Depuis le début du conflit, la Belgique a déjà octroyé 83,8 millions d’euros d’aide directe en Syrie et dans les pays voisins, soit via les « Emergency Response Funds », soit via des interventions exécutées par les ONG, les NU ou le CICR (Glo.be 4/2015, p.26). Si l’on y ajoute l’aide à l’Irak, la somme s’élève à 90,2 millions d’euros. Notre pays contribue également aux frais de fonctionnement de plusieurs organisations internationales actives sur le terrain, ainsi qu’à des fonds humanitaires globaux. Il s’agit dans ces cas de financement indirect dont on ne peut calculer la quote-part belge pour une crise spécifique.
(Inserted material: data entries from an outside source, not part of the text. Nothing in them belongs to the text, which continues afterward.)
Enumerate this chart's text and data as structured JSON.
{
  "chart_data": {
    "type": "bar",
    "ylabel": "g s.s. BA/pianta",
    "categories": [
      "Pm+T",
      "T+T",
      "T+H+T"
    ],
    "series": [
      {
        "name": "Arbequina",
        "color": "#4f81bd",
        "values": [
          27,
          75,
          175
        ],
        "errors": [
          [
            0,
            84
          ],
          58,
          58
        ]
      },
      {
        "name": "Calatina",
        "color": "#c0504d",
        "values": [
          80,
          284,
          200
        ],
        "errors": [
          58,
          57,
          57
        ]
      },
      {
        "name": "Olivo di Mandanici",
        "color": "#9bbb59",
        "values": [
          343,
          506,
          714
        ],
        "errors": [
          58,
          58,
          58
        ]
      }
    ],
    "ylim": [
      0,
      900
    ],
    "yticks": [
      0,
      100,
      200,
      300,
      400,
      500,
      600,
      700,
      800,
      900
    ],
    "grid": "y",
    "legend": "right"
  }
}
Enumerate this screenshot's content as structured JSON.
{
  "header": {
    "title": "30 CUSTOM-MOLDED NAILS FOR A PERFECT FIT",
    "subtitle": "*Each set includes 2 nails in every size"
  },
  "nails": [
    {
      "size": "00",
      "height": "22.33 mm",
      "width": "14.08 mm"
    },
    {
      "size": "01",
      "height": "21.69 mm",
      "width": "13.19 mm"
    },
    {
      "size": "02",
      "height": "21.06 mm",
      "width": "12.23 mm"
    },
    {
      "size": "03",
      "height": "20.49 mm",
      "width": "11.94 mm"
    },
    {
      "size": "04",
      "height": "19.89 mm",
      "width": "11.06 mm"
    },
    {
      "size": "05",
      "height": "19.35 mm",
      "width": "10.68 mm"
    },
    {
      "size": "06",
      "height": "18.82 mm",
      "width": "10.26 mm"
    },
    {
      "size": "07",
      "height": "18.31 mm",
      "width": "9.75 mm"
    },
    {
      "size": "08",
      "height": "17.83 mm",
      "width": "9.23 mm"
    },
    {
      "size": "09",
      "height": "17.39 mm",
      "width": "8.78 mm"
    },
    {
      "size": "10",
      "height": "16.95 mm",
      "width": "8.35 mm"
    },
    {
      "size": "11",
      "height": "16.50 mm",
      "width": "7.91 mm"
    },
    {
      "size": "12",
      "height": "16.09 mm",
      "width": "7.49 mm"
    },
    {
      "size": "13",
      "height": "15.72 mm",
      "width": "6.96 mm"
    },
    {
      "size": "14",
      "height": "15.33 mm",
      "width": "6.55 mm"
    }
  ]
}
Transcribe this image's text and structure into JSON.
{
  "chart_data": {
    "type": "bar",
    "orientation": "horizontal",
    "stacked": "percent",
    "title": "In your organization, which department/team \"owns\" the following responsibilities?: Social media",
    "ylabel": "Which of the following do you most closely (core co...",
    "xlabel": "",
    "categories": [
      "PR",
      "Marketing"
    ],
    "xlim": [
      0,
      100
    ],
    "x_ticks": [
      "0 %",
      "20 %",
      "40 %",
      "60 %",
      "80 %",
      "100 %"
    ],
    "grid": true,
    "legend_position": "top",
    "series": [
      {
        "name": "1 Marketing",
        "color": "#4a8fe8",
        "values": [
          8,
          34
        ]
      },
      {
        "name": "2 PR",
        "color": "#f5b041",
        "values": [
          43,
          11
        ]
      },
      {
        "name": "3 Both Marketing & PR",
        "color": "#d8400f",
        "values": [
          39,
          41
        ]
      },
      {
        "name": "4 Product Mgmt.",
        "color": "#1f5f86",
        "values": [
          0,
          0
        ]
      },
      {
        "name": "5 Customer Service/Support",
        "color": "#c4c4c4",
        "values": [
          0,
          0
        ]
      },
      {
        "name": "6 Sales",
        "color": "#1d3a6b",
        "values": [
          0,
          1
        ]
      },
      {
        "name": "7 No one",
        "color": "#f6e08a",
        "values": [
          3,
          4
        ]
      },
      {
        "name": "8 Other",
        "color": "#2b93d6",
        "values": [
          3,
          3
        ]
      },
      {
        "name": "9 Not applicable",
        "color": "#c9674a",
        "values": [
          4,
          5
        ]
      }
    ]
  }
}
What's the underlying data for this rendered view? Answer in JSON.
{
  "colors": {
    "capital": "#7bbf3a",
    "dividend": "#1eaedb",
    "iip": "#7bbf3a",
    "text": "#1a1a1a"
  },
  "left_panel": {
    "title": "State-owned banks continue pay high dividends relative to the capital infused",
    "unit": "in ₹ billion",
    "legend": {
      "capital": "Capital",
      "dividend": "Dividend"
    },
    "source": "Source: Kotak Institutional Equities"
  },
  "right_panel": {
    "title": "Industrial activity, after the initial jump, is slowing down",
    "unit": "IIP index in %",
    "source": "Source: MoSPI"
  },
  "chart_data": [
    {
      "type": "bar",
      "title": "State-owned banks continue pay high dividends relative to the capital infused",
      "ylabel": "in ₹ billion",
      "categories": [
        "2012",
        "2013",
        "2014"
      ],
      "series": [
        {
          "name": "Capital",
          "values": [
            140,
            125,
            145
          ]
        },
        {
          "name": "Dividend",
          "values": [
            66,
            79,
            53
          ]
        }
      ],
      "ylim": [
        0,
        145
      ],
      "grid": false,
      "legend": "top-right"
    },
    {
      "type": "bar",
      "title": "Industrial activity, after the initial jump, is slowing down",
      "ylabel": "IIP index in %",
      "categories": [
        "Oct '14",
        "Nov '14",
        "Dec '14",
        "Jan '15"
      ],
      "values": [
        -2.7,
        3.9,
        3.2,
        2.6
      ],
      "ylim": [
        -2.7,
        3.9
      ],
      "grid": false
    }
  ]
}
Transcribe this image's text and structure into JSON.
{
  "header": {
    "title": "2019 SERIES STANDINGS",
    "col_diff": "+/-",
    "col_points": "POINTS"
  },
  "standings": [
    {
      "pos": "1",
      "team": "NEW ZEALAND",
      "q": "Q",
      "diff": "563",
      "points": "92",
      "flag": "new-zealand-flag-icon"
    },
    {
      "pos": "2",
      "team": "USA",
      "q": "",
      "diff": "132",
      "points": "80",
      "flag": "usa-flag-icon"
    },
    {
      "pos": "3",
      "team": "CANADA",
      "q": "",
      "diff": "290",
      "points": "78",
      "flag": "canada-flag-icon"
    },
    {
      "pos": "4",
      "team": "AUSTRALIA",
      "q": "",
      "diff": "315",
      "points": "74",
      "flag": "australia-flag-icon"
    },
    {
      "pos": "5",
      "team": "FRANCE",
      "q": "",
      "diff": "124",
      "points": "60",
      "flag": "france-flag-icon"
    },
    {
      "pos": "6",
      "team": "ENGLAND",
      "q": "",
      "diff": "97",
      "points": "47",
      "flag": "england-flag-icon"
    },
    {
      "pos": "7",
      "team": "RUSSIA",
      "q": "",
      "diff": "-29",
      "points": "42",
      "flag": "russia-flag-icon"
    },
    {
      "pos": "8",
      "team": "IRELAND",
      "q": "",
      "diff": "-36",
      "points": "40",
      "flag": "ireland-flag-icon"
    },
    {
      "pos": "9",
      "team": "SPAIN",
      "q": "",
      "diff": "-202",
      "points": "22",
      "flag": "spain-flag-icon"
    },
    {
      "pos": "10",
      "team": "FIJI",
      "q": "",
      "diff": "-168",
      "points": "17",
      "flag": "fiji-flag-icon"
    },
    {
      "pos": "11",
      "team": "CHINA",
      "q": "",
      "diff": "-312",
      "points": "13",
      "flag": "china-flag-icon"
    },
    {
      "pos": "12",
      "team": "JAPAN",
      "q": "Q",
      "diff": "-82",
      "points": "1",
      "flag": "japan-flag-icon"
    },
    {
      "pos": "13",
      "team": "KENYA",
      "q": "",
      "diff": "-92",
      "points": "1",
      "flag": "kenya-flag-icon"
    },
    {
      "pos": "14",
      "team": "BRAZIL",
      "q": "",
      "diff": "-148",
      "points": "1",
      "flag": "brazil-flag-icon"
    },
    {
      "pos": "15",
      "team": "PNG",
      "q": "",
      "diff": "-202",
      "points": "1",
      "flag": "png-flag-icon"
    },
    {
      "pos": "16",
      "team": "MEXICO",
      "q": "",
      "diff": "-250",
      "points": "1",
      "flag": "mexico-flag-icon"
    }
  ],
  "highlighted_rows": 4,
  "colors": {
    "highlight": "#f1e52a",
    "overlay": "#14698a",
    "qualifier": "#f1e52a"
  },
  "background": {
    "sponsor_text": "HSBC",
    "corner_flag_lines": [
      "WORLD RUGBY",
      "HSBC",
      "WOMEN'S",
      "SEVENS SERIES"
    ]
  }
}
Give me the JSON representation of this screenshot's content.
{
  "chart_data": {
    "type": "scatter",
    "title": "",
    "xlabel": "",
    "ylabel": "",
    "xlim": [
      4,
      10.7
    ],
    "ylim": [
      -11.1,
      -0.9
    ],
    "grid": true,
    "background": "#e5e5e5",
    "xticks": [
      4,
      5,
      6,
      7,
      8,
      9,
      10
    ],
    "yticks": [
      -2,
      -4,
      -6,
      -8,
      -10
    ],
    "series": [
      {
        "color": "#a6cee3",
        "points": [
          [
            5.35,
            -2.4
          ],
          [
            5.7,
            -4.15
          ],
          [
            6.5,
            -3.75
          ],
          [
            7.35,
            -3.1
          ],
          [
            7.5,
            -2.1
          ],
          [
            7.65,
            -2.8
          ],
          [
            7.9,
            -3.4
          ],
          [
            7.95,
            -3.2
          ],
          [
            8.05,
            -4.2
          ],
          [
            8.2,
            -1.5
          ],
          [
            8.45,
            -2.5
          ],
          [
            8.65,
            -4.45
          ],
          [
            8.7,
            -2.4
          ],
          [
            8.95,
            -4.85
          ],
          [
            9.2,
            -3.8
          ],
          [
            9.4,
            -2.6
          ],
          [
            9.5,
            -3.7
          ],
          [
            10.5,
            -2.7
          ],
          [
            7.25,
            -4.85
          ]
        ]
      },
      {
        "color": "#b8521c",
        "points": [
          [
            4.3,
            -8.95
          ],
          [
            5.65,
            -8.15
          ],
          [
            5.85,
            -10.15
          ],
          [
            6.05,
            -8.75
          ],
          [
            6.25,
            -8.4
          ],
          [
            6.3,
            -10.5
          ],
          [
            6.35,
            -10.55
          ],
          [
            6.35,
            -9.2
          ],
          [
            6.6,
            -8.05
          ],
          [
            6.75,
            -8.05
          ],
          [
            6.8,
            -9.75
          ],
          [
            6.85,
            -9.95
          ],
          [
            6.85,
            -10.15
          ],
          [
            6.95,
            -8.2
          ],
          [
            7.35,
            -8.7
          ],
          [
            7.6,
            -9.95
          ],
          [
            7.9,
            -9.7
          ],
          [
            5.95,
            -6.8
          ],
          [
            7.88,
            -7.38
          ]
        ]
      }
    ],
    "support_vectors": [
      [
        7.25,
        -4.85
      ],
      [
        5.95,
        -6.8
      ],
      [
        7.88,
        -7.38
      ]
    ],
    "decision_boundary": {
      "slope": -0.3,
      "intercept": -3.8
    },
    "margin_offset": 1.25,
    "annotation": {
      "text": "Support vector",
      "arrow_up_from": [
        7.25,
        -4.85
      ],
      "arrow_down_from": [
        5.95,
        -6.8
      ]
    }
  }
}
La société civile tire la sonnette d’alarme

Le constat est sans appel. Les belligérants ne cessent de violer les résolutions du Conseil de sécurité de l’ONU et le droit international humanitaire. Les infrastructure civiles, telles que les écoles, les hôpitaux, les habitations, sont directement visées. D’importantes zones sont assiégées, privant leurs occupants du minimum vital. Les conditions de vie du peuple syrien ne font que se dégrader au fur et à mesure que le conflit se prolonge et s’intensifie. Outre un financement suffisant, négocié avec succès à la Conférence de Londres, les acteurs humanitaires réclament un engagement politique de la communauté internationale dans son ensemble, afin de condamner les atteintes au droit international humanitaire, d’obtenir l’accès humanitaire permanent et sans entrave et de garantir les droits des réfugiés. Ces demandes pressantes ont été présentées aux dirigeants politiques dans une déclaration conjointe sous forme d’un « appel pour mettre fin aux souffrances en Syrie ». Lors de sa visite à Damas le 21 janvier, Filippo Grandi, Haut-Commissaire des Nations Unies pour les réfugiés, a déclaré : « Les gens ont besoin de notre aide. Tout nouveau cas d’un enfant mourant de faim serait terrible. » Il a ajouté : « La crise en Syrie est la plus importante crise que doit gérer le HCR. »

Bâtir un processus de paix autour de la table des négociations réunissant les parties qui souhaitent construire un avenir serein pour la Syrie, est la seule solution. La diplomatie onusienne s’y attèle en invitant les protagonistes à négocier à Genève.

Le drame syrien se joue aux portes de l’Europe, un peu plus de 4000 kilomètres séparent Damas de Bruxelles. Dans un monde globalisé, ce sont nos voisins.

 

 

Un quartier du camp de réfugiés de Zaatari en Jordanie où sont hébergés 80 000 réfugiés syriens. 23 juin 2015.